By Gavin Heaton
It’s almost like a badge of honour for a startup to claim that they have achieved success without a marketing budget.
You hear it in speeches, in conversation and when talking with startup founders and entrepreneurs about their business and plans for the future.
A simple Google search will turn up dozens of articles explaining how marketing can be done without marketing, relying instead on guerrilla techniques or growth hacking.
But almost every technique, tip or trick suggested by these articles is actually marketing.
And from a marketer’s perspective, there are two ways to do marketing:
- You can buy it
- You can spend the time and do it yourself.
But either way it is an investment. And if you have never done marketing before, there’s plenty to learn. One of the first things to learn is to understand ROI.
When speaking with one of IBM’s business leaders recently, he laughed about studying marketing as an undergraduate. He thought as a young student that it was all about advertising and brand, that there would be glamour, bright lights and long lunches. To his shock and ever-lasting dismay, he found himself locked into hours of spreadsheet analysis, statistics and number crunching. There wasn’t a dry martini to be found.
Little wonder that for startup founders, ROI for marketing is often confused – or confusing. Even if you commit to a minimal marketing spend – on say Facebook advertising or Google AdWords – you are still going to want to spend something.
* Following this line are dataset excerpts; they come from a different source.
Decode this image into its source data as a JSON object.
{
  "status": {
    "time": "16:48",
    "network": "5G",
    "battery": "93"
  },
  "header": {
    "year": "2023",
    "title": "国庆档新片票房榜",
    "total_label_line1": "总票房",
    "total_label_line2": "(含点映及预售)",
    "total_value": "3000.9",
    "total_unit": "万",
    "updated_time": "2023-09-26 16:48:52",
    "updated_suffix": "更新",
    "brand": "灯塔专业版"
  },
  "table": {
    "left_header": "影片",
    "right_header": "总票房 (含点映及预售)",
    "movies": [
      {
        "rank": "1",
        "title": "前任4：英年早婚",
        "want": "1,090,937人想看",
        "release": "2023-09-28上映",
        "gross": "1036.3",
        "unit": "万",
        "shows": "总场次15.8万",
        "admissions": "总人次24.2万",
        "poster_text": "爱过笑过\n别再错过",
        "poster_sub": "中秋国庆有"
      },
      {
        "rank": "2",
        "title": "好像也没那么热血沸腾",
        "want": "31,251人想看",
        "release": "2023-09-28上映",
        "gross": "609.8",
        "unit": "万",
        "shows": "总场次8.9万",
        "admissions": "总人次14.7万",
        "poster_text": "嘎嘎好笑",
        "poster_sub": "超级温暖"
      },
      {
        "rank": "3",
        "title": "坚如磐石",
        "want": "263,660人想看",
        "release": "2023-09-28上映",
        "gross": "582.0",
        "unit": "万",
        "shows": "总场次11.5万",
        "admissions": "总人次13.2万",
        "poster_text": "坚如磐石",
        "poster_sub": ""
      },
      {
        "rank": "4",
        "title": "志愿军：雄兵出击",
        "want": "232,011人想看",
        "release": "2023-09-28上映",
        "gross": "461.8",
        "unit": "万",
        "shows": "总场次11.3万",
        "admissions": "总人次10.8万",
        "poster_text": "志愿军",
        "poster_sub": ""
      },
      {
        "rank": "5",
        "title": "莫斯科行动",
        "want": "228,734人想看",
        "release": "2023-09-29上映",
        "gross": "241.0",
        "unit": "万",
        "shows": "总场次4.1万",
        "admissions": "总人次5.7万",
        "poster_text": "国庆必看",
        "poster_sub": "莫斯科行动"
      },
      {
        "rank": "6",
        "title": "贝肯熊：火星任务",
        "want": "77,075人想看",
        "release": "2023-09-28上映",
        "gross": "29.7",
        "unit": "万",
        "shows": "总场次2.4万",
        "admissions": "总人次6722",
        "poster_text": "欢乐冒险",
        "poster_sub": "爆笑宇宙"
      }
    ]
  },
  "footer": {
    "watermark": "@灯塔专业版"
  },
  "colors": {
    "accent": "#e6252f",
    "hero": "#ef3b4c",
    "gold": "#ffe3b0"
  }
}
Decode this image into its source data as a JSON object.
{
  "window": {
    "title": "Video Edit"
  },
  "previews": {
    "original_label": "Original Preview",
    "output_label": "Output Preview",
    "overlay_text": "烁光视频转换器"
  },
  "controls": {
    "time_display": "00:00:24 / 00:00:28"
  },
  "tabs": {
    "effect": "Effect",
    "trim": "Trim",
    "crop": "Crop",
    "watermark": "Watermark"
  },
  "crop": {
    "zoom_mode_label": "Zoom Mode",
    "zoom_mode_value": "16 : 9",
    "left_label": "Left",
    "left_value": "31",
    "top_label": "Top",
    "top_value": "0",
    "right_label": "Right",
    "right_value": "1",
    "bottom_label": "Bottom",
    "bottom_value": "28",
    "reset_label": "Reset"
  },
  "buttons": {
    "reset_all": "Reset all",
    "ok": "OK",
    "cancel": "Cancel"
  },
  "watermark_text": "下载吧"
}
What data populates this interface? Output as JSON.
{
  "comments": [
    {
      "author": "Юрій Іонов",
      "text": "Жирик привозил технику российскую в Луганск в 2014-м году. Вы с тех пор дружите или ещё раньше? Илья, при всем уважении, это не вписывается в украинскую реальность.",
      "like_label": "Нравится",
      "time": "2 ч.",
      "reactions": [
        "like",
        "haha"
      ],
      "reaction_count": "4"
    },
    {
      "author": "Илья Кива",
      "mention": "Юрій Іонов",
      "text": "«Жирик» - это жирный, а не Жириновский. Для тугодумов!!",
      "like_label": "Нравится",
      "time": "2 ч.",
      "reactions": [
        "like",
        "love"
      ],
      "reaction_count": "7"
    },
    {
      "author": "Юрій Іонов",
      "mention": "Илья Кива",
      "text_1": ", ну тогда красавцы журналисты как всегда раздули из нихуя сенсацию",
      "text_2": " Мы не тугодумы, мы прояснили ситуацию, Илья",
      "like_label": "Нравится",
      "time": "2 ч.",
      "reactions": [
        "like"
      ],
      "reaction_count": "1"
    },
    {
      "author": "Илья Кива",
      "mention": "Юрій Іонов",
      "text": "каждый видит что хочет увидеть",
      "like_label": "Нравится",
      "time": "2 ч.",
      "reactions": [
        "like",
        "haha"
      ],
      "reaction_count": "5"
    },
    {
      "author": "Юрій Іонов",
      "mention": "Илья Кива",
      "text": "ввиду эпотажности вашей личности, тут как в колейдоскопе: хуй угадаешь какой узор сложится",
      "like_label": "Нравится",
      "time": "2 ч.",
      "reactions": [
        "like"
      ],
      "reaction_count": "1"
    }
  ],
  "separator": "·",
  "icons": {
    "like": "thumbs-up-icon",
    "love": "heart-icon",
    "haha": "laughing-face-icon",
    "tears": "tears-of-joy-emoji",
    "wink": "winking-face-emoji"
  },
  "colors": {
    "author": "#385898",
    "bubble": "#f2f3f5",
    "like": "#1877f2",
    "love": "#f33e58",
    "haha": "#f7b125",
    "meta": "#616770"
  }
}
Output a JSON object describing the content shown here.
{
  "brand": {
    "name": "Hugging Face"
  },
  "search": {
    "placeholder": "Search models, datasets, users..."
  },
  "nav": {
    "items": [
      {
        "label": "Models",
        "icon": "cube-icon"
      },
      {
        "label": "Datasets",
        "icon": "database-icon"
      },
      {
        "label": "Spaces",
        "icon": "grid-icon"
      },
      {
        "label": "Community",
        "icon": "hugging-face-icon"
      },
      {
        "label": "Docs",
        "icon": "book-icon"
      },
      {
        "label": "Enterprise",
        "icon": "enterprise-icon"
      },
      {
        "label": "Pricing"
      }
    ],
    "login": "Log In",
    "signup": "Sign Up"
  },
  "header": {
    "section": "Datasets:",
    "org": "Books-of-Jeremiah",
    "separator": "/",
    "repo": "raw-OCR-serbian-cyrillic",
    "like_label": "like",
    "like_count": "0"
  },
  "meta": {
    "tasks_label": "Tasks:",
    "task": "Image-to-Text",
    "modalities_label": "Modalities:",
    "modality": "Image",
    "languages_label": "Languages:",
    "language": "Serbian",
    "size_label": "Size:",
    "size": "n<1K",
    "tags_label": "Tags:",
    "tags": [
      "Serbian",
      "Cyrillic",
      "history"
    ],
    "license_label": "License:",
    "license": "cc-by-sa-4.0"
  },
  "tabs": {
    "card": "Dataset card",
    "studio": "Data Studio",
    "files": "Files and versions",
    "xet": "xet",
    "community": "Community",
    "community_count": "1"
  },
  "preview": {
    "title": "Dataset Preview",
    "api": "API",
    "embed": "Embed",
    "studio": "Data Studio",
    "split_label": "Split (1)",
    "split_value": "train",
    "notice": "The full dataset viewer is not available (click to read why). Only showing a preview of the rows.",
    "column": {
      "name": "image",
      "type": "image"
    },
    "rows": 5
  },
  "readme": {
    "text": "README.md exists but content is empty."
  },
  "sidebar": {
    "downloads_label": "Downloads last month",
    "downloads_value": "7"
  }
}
And you want your results to validate or refute a hypothesis, so you’ll need to test it against a statistically significant sample population, so you’ll really need to spend five times something. This means:
- Working the creative – yes, this means your time or your money)
- Split testing variations of copy
- Split testing variations of imagery and creative
- Ensuring you don’t contravene Facebook’s policy limiting the amount of text in an ad
- Defining and managing audience segments and targeting
- Analysing the results (either real-time or at the end of the week)
- Building, optimising and tweaking landing pages, sign-up forms or ecommerce offerings
- Aligning messaging across channels
- Measuring conversion ratios and monitoring cart abandonment
- And let’s not even get into customer acquisition, retention and reactivation.
But these are just a series of marketing tactics. It’s not a strategy. It’s not connected to a vision for your business. It’s not driving a deeper connection with your customers.
More importantly for time-poor founders – much of this is a time sink. Most founders are learning on the go – literally flying by the seat of their pants, basing their next decision on their last best decision.
As a founder you have months not years
One of the harsh realities of startup life is that startups fail. Six months in the life of a startup can be a complete lifecycle.
From the time you kick-off your startup, the clock is ticking and the money is burning – yours or someone else’s. What can you do to make the most of that time and energy?
The importance of building your market while building your product
So many startups make massive investments in their product. They build a platform, integrate services and APIs and thankfully create fun to use, elegant apps and websites. They set a date for launch and rush headlong for it, praying that the funding they have scraped together will see them through.
And then the launch happens, the site is pushed live and bottles of bubbly are shared around. It’s a huge milestone.
Often there’s a spike in traffic as friends, family and supporters pile in. There will be sign-ups and maybe even a few sales.
And this may last a few days or weeks – but then what?
Many startup founders complain about lack of press coverage, support, or downloads. The rosy post-launch glow fades quickly as reality sets in, the list of bugs and requests grows and the social media channels go silent.
You may have built the most amazing customer experience since Uber. You may have a new social network that could out Facebook Facebook. But it won’t matter if no one knows about you or your startup. It won’t matter if no one cares. And it won’t matter if no one bothers to open your cold call email.
When you build out an MVP, you are supposed to be building something that is “viable”. And that means “buyable”. And that puts marketing at the centre of all you are doing, not on the fringe of your prioritisation meetings.
It’s often useful to go back to basics. Without the correct foundations in place, your business will struggle.
Too often, marketing is activated late in the game. For many startups, it’s all innovation and no marketing. But marketing done right will:
- Accelerate product-market fit
- Clarify your messaging and brand architecture in line with your product experience and roadmap
- Help you make customer focused product decisions
- Build your market engagement and customer community
- Direct you towards influencers and networks to help drive traction
- Position your business to scale
The main game is to take a market-product fit – not the other way around. By developing your market, employing growth hacking techniques and closely working the three metrics that matter, you can literally change your business trajectory.
Product development is expensive. It takes time and resources and in most startups there are precious little of both. Market development is expensive too. Often by the time a startup is ready to launch much of the cash has been burned and there’s precious little left.
The reality is, at launch, you’re really just at the starting line – you’ve got a seat at the customer’s table and the hard work is all ahead of you.
Gavin Heaton is the founder of the Disruptor’s Handbook and a marketing technologist, strategist and advisor.